Les gènes « sauteurs »
Patrick Berche. Une histoire des microbes. John Libbey Eurotext.

Dans les années 50, on découvrit le phénomène de la lysogénie. Certains virus peuvent s'intégrer dans les chromosomes des bactéries et modifier leur patrimoine génétique. Ainsi, les bactéries sont capables d'acquérir des gènes nouveaux au cours de leur existence et donc des capacités nouvelles (comme la production de toxine) qui peuvent faciliter leur adaptation à l'environnement ou modifier leur pouvoir pathogène. C'était en apparence une exception à la vision d'un génome immuable alors largement acceptée. On pouvait dire que les bactéries étaient en quelque sorte « lamarckiennes »5, c'est-à-dire capables d'acquérir au cours de leur existence des gènes nouveaux qui leur permettent de mieux s'adapter à l'environnement. En fait, cette plasticité du génome allait s'avérer vraie pour l'ensemble du monde vivant, des plantes aux animaux, y compris l'homme. Cette grande percée conceptuelle vint des découvertes remarquables de Barbara McClintock (1902-1992). Entrée en 1942 au département de génétique de Cold Spring Harbor où elle travaillera toute sa vie en toute liberté, cette jeune généticienne américaine allait bouleverser les fondements de la génétique par la mise au jour des étonnantes propriétés de certains gènes du maïs. Travaillant sur cette espèce végétale, elle découvrit en 1944 deux nouveaux « gènes » aux propriétés insolites 6. En 1948, elle montra de façon très surprenante que ces gènes changeaient de position sur les chromosomes du maïs et semblait influencer l'activité des gènes situés à leur proximité. Ces « gènes sauteurs » furent les premiers éléments mobiles décrits. Ces observations lui firent développer une théorie révolutionnaire selon laquelle ces gènes mobiles (ou « éléments mobiles ») avaient pour fonction de moduler l'activité des autres gènes, en inhibant ou en stimulant leur activité 7. Cette théorie largement confirmée par la suite brisait le dogme de l'immuabilité d'un patrimoine génétique et proposait l'idée d'une plasticité des génomes. Elle présenta en 1951 sa découverte et ses hypothèses sur l'élément mobile Ac du maïs dans l'incompréhension et l'indifférence générale. Trente-deux ans plus tard en 1983, elle reçut le prix Nobel pour cette découverte.

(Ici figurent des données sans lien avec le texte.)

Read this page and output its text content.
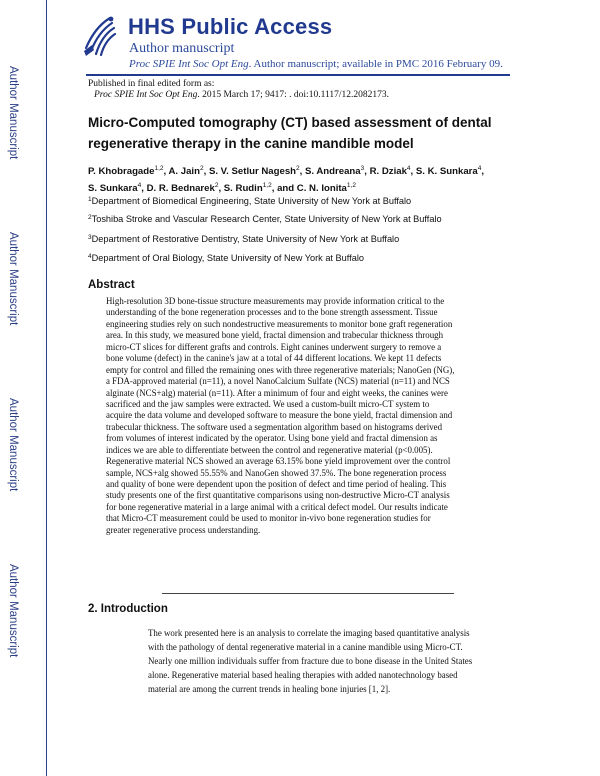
Author Manuscript
Author Manuscript
Author Manuscript
Author Manuscript
HHS Public Access
Author manuscript
Proc SPIE Int Soc Opt Eng. Author manuscript; available in PMC 2016 February 09.
Published in final edited form as:
Proc SPIE Int Soc Opt Eng. 2015 March 17; 9417: . doi:10.1117/12.2082173.
Micro-Computed tomography (CT) based assessment of dental
regenerative therapy in the canine mandible model
P. Khobragade$^{1,2}$, A. Jain$^2$, S. V. Setlur Nagesh$^2$, S. Andreana$^3$, R. Dziak$^4$, S. K. Sunkara$^4$,
S. Sunkara$^4$, D. R. Bednarek$^2$, S. Rudin$^{1,2}$, and C. N. Ionita$^{1,2}$
$^1$Department of Biomedical Engineering, State University of New York at Buffalo
$^2$Toshiba Stroke and Vascular Research Center, State University of New York at Buffalo
$^3$Department of Restorative Dentistry, State University of New York at Buffalo
$^4$Department of Oral Biology, State University of New York at Buffalo
Abstract
High-resolution 3D bone-tissue structure measurements may provide information critical to the
understanding of the bone regeneration processes and to the bone strength assessment. Tissue
engineering studies rely on such nondestructive measurements to monitor bone graft regeneration
area. In this study, we measured bone yield, fractal dimension and trabecular thickness through
micro-CT slices for different grafts and controls. Eight canines underwent surgery to remove a
bone volume (defect) in the canine's jaw at a total of 44 different locations. We kept 11 defects
empty for control and filled the remaining ones with three regenerative materials; NanoGen (NG),
a FDA-approved material (n=11), a novel NanoCalcium Sulfate (NCS) material (n=11) and NCS
alginate (NCS+alg) material (n=11). After a minimum of four and eight weeks, the canines were
sacrificed and the jaw samples were extracted. We used a custom-built micro-CT system to
acquire the data volume and developed software to measure the bone yield, fractal dimension and
trabecular thickness. The software used a segmentation algorithm based on histograms derived
from volumes of interest indicated by the operator. Using bone yield and fractal dimension as
indices we are able to differentiate between the control and regenerative material (p<0.005).
Regenerative material NCS showed an average 63.15% bone yield improvement over the control
sample, NCS+alg showed 55.55% and NanoGen showed 37.5%. The bone regeneration process
and quality of bone were dependent upon the position of defect and time period of healing. This
study presents one of the first quantitative comparisons using non-destructive Micro-CT analysis
for bone regenerative material in a large animal with a critical defect model. Our results indicate
that Micro-CT measurement could be used to monitor in-vivo bone regeneration studies for
greater regenerative process understanding.
2. Introduction
The work presented here is an analysis to correlate the imaging based quantitative analysis
with the pathology of dental regenerative material in a canine mandible using Micro-CT.
Nearly one million individuals suffer from fracture due to bone disease in the United States
alone. Regenerative material based healing therapies with added nanotechnology based
material are among the current trends in healing bone injuries [1, 2].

Le caractère infectieux des éléments génétiques mobiles fut par la suite mis en évidence chez la mouche du vinaigre (Drosophila) par les travaux de Margaret G. Kidwell à partir de 1977. Il fut montré qu'existent dans les chromosomes de cette mouche plusieurs dizaines de copies d'un élément génétique mobile désigné P, « transposables » (on les appellera « transposons » ). On s'aperçut que le génome des souches de l'espèce Drosophila melanogaster isolées dans la nature avant les années 40 était dépourvu d'élément P. A partir des années 50, l'élément P apparut chez des individus de cette espèce jusque-là indemne. L'apparition de ces éléments mobiles entraînait dans certaines conditions des anomalies génétiques 8. Ces éléments provenaient en fait d'une autre espèce de mouche d'origine américaine, Drosophila willistoni. Les deux espèces avaient divergé il y a 60 millions d'années. Drosophila melanogaster est d'abord apparue en Afrique de l'Ouest et s'est dispersée à travers le monde en suivant les migrations humaines, devenant une espèce cosmopolite, alors que Drosophila willistoni a vécu de façon casanière en Amérique latine. Cette dernière espèce porte à l'état naturel l'élément P. Les deux espèces se sont côtoyées à partir du XIX` siècle lorsque l'espèce cosmopolite fut importée par les échanges maritimes et s'implanta en Amérique. Le passage de l'élément P chez les mouches cosmopolites a pu se faire par l'intermédiaire d'un virus ou d'un petit acarien piqueur, puis la dissémination dans l'espèce se serait faite par croisement des mouches « saines » et des mouches « P ». La diffusion de l'élément P chez ces mouches s'apparente bien à un phénomène de nature infectieuse.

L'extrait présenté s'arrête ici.